Chapter 13 bankruptcy is a type of personal bankruptcy relief that allows individuals to reorganize their debts to repay them over time. The basic process involves filing a petition with the Bankruptcy Court and negotiating a repayment plan with creditors to repay what you can afford and have some money left over for future expenses, like retirement or post-secondary school tuition payments.

Chapter 13 bankruptcy will, however, stop your ability to borrow money for seven years from the date of filing (6 years for business debtors who file under Chapter 11). The more common option and the most widely used type of personal bankruptcy relief are Chapter 7 bankruptcies. That is where a judge will liquidate your assets and use the funds to repay your creditors. This type of bankruptcy relief is known as “liquidation bankruptcy.”

Which Chapter 13 Bankruptcy Should You File?

You can file a Chapter 7 or 13 bankruptcy petition, depending on the circumstances of your case. As long as you have sufficient income and can afford to pay back some portion of what you owe, Chapter 13 may be right for you, especially if some or all of your debts are the result of medical costs and include debt incurred before the Bankruptcy Abuse Prevention and Consumer Protection Act was enforced. You can also convert a previous chapter 7 bankruptcy into a chapter 13 bankruptcy, but not the other way around.

Chapter 13 ensures a fair distribution of resources to your creditors even if you can only afford partial payments. Chapter 13 allows you to keep your property while creating a repayment plan with your creditors. If you didn’t repay all debts in full, this type of bankruptcy relief would be the better option by far.

How Does Chapter 13 Work?

The chapter 13 process has several steps that occur in the following order:

Filing Bankruptcy Petition – The debtor files a petition with the court and serves it on your creditors. This initiates the bankruptcy process and will trigger an automatic stay (see below) that stops all creditor collection efforts against you at once.

Meeting of Creditors

The debtor is expected to attend a meeting of creditors with the bankruptcy trustee within 30 days of filing. At this meeting, you will be asked questions about your finances and debts and might have to produce financial statements like income tax filings and bank statements. If your case is dismissed at this point because you failed to go to the meeting or lacked sufficient income to afford the payments under a chapter 7 bankruptcy plan, it may not be possible to file another petition under chapter 13.

Disclosure of Financial Affairs

During this step, you must provide information about your income sources, monthly living expenses, and property holdings above $500. If you have equity in your home, you must also disclose whether you own it free and clear of any liens or mortgages.
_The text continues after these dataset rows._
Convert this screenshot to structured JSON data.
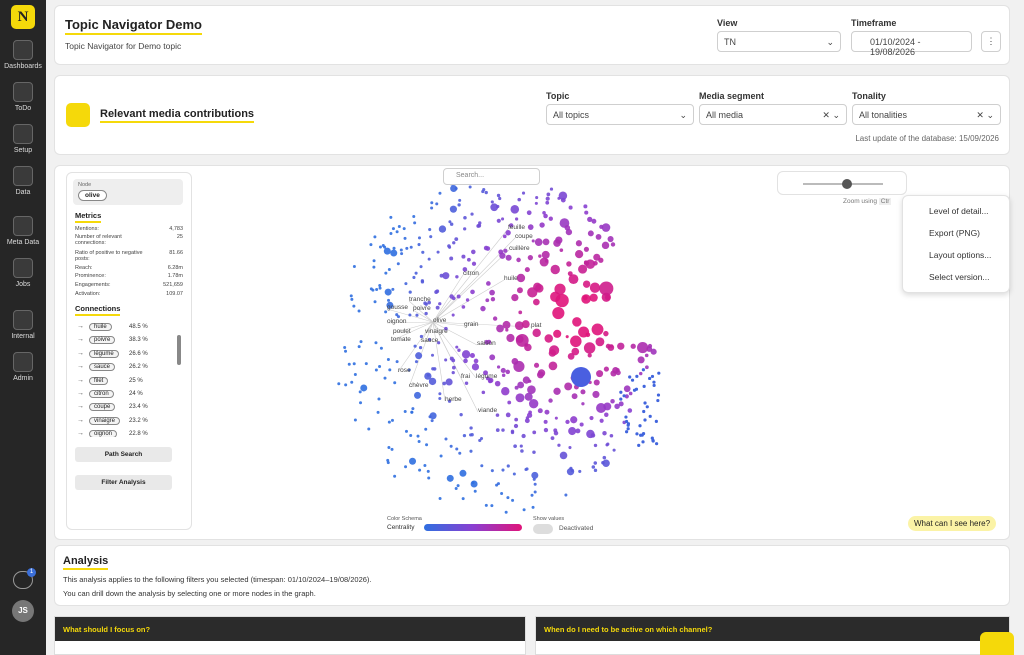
{
  "sidebar": {
    "logo": "N",
    "items": [
      "Dashboards",
      "ToDo",
      "Setup",
      "Data",
      "Meta Data",
      "Jobs",
      "Internal",
      "Admin"
    ],
    "notification_badge": "1",
    "avatar": "JS"
  },
  "header": {
    "title": "Topic Navigator Demo",
    "subtitle": "Topic Navigator for Demo topic",
    "view_label": "View",
    "view_value": "TN",
    "timeframe_label": "Timeframe",
    "timeframe_value": "01/10/2024 - 19/08/2026"
  },
  "filters": {
    "title": "Relevant media contributions",
    "topic_label": "Topic",
    "topic_value": "All topics",
    "media_label": "Media segment",
    "media_value": "All media",
    "tonality_label": "Tonality",
    "tonality_value": "All tonalities",
    "last_update": "Last update of the database: 15/09/2026"
  },
  "node_panel": {
    "node_label": "Node",
    "node": "olive",
    "metrics_title": "Metrics",
    "metrics": [
      [
        "Mentions:",
        "4,783"
      ],
      [
        "Number of relevant connections:",
        "25"
      ],
      [
        "Ratio of positive to negative posts:",
        "81.66"
      ],
      [
        "Reach:",
        "6.28m"
      ],
      [
        "Prominence:",
        "1.78m"
      ],
      [
        "Engagements:",
        "521,659"
      ],
      [
        "Activation:",
        "109.07"
      ]
    ],
    "connections_title": "Connections",
    "connections": [
      [
        "huile",
        "48.5 %"
      ],
      [
        "poivre",
        "38.3 %"
      ],
      [
        "légume",
        "26.6 %"
      ],
      [
        "sauce",
        "26.2 %"
      ],
      [
        "filet",
        "25 %"
      ],
      [
        "citron",
        "24 %"
      ],
      [
        "coupe",
        "23.4 %"
      ],
      [
        "vinaigre",
        "23.2 %"
      ],
      [
        "oignon",
        "22.8 %"
      ]
    ],
    "path_search": "Path Search",
    "filter_analysis": "Filter Analysis"
  },
  "graph": {
    "search_placeholder": "Search...",
    "zoom_hint": "Zoom using",
    "zoom_key": "Ctr",
    "menu": [
      "Level of detail...",
      "Export (PNG)",
      "Layout options...",
      "Select version..."
    ],
    "labels": [
      "feuille",
      "coupe",
      "cuillère",
      "citron",
      "huile",
      "tranche",
      "gousse",
      "poivre",
      "oignon",
      "olive",
      "grain",
      "plat",
      "poulet",
      "vinaigre",
      "tomate",
      "sauce",
      "saison",
      "rose",
      "frai",
      "légume",
      "chèvre",
      "herbe",
      "viande"
    ],
    "color_schema_label": "Color Schema",
    "centrality_label": "Centrality",
    "show_values_label": "Show values",
    "show_values_state": "Deactivated",
    "help": "What can I see here?"
  },
  "analysis": {
    "title": "Analysis",
    "lines": [
      "This analysis applies to the following filters you selected (timespan: 01/10/2024–19/08/2026).",
      "You can drill down the analysis by selecting one or more nodes in the graph."
    ]
  },
  "panels": [
    "What should I focus on?",
    "When do I need to be active on which channel?"
  ]
}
Determining the Allowable Income

During this step, the court will determine your income, including debts like child support, student loans, and other side-income (such as a part-time job). If your income is too high, the bankruptcy can be dismissed because you would not be able to afford the payments and would likely end up with more debt than you had before filing.

Making Sales & Assignments

The bankruptcy trustee will sell off any assets that are not exempt (see below). You will be assigned a percentage of the sales proceeds based on your property value.

Repaying Creditors

As you repay creditors, you will pay cents on the dollar back to them. There is no minimum requirement for chapter 13 repayment plan amounts, and even if you cannot pay what you owe in full, most creditors would accept a partial payment as long as they are paid at least what they are owed. The court will assess how much money can be spared each month to reduce your overall debt and how much can be allocated for future expenses such as college tuition or retirement savings. The court also determines what portion of your income is exempt from discharge to allow flexibility to do better in the future.